26d         Game is extremely pricey (1-3)
I-SPY –   IS (from the clue) and the ‘extreme’ letters of PriceY



  1. Wanda
    Posted March 14, 2016 at 9:41 am | Permalink

    Thanks for the explanation for 6a. I got the answer but was reluctant to write it in!

  2. Milvus
    Posted March 22, 2016 at 7:52 pm | Permalink

    Re 6a, BD said “I’m sure there are situations in which you will have heard it used.” Well, I’m not sure I’ve come across any instances where the two words would be used interchangeably, so I was rather hoping for an example of the answer’s use in this context.

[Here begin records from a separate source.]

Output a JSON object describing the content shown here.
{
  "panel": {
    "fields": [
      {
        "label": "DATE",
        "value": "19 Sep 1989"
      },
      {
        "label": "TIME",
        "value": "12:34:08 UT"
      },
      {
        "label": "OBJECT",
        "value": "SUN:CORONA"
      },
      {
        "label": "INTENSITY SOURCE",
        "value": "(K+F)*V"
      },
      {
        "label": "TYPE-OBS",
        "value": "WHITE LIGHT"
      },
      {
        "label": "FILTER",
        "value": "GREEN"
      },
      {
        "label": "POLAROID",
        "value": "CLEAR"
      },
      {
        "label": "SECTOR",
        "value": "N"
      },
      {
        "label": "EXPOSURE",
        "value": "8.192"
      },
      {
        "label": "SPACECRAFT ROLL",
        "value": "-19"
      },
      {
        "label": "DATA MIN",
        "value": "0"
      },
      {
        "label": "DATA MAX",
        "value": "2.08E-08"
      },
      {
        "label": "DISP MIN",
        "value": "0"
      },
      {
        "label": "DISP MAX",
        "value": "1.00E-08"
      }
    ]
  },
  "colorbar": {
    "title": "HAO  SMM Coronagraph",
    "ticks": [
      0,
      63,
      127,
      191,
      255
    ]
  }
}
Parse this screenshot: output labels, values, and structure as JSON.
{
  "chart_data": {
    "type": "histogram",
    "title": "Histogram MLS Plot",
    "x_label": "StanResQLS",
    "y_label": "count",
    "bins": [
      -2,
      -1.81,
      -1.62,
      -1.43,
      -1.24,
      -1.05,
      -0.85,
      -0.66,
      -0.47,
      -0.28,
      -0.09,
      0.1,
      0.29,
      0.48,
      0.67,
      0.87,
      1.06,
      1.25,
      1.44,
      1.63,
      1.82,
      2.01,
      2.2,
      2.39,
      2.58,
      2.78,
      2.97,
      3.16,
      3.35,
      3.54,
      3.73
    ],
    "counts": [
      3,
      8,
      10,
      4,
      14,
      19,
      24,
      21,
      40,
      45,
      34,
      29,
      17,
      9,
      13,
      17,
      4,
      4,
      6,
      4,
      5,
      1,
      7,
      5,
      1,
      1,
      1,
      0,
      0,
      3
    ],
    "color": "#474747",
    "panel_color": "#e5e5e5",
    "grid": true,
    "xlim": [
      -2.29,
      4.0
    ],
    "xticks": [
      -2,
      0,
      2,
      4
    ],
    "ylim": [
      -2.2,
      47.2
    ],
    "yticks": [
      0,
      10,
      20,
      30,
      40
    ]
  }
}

    Also, I think your explanation for 13a overlooks the double definition, the second part being the verb “to mature” or “get older”. Well, that was my reading of it, anyway.

    • Posted March 22, 2016 at 8:16 pm | Permalink

      From The Free Dictionary:

      Dish: informal British, to ruin or spoil: he dished his chances of getting the job

      • Milvus
        Posted March 22, 2016 at 9:29 pm | Permalink

        Many thanks, Big Dave. I think that confirms that I haven’t heard it used. If I saw that sentence written down, I think I would assume it was a typo for dash (as in to dash the hopes). Having looked it up, I didn’t doubt the veracity of the answer; it was just your original assertion that intrigued me. Dare I suggest that this meaning may be slightly dated (my online source says archaic) and that you might need to be of a certain age to understand it?

        • Posted March 22, 2016 at 9:40 pm | Permalink

          I couldn’t possibly comment.

        • crypticsue
          Posted March 22, 2016 at 9:48 pm | Permalink

          I’m sticking with ‘relatively young, but extremely well read’ ;)

          • Milvus
            Posted March 22, 2016 at 10:15 pm | Permalink

            Yes, that’ll be it – I’m definitely not well read!